Profound, Shout-Outs and the NFL.
Each year our enthusiasm for the return of football season is tempered by reality once the games start. And we realize we didn’t miss NFL announcers, college announcers, nor few football announcers at all.
The games start, and our ears bleed. So before we descend into petty diatribes against forgettable football announcers – let’s take a quick moment to recognize two profound, perfect passages – penned by two blogger, no less. Passages so great, I wish I would have written them myself. So succinct, I know that I could absolutely not have written them myself.
First, Mike Tanier points out exactly why we have so many horrific announcers. In his Walkthrough, he describes the evolution of football fandom – but no corresponding evolution among football broadcasting.
You get the idea. You watch more football, read more about football, ingest more data and opinion about football than it was possible to absorb just 25 years ago. High level experts and analysts of that era could easily gain an edge over the common fan: they could get their hands on out-of-town papers or game tape, interview a player or telephone a colleague, go to the basement to search the stacks.
Those advantages barely exist anymore. You can watch a press conference or download the transcript. You can read the out-of-town blogs. The marginal knowledge that separates the extremely passionate fan — and that’s what you are if you are still reading at this point — from the professional football analyst has grown very small, and it’s shrinking constantly.
That’s why you find your local columnist frustrating, the television color commentator unlistenable: you know too much, and they probably haven’t changed with the times.
Amen, brother. We’ve all outgrown John Madden’s explanation of a forward pass, and Joe Theismann making up some leadership intangible just doesn’t cut it anymore. With football analysis, networks and writers need to focus on the high-road, the professional, the minute. We’ve said before, schedule upward, and the masses will follow. Will Cris Collinsworth and Jon Gruden let us down?

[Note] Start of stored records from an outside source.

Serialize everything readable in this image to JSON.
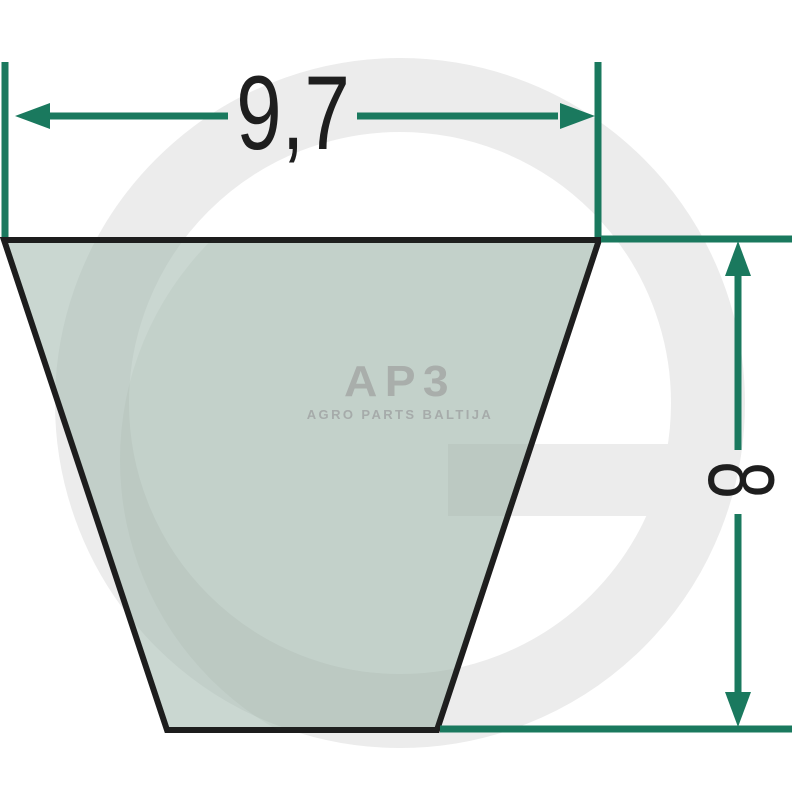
{
  "diagram": {
    "title": "V-belt cross-section dimensional drawing",
    "width_dimension": {
      "label": "9,7",
      "value": 9.7
    },
    "height_dimension": {
      "label": "8",
      "value": 8
    }
  },
  "logo": {
    "text": "AP3",
    "subtitle": "AGRO PARTS BALTIJA"
  },
  "watermark": {
    "letter": "G"
  },
  "colors": {
    "background": "#ffffff",
    "dimension_green": "#1a795e",
    "outline_black": "#1d1d1d",
    "belt_fill": "#cdd9d3",
    "watermark_gray": "#ececec",
    "logo_gray": "#a9aeab",
    "label_black": "#1e1e1e"
  }
}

Today at Deadspin, culture editor Big Daddy Drew offered spot-on insight into national differences.S topping midway through his scathing Jamboroo, Drew encapsulates the difference between Midwesterners and the East Coast. The stereotypical East Coast anger really isn’t anger at all – but a manifested inferiority complex assumed by Midwesterners. He says Minnesota for example, but it could be Iowa, Kansas, Missouri, Illinois, Wisconsin, and especially Nebraska. Those fuckers.
If you want more reasons why Minnesota sucks, take it from someone who lived there for seven years. Minnesotans are reputed to be the nicest people in America. They are not. They are only pretending to be nice. Underneath all those smiles and “you betchas” are the most passive aggressive race of people mankind has ever known. On the East Coast, people are far more upfront about their assholishness, which is far better. Minnesotans coat every gesture in a fake, cloying glaze of insincere pleasantness. You just want to shake the shit out of them and give it to you straight.
My Midwestern audience recoils in horror, and my East Coast transplants nod silently. So true. Now that’s a culture editor.
That’s it. Two shout-outs. Now, back to ESPN’s NFL Live, just in time to catch Mark Schlereth not abbreviating “NFL” for the seventy thousandth appearance in a row. JFC.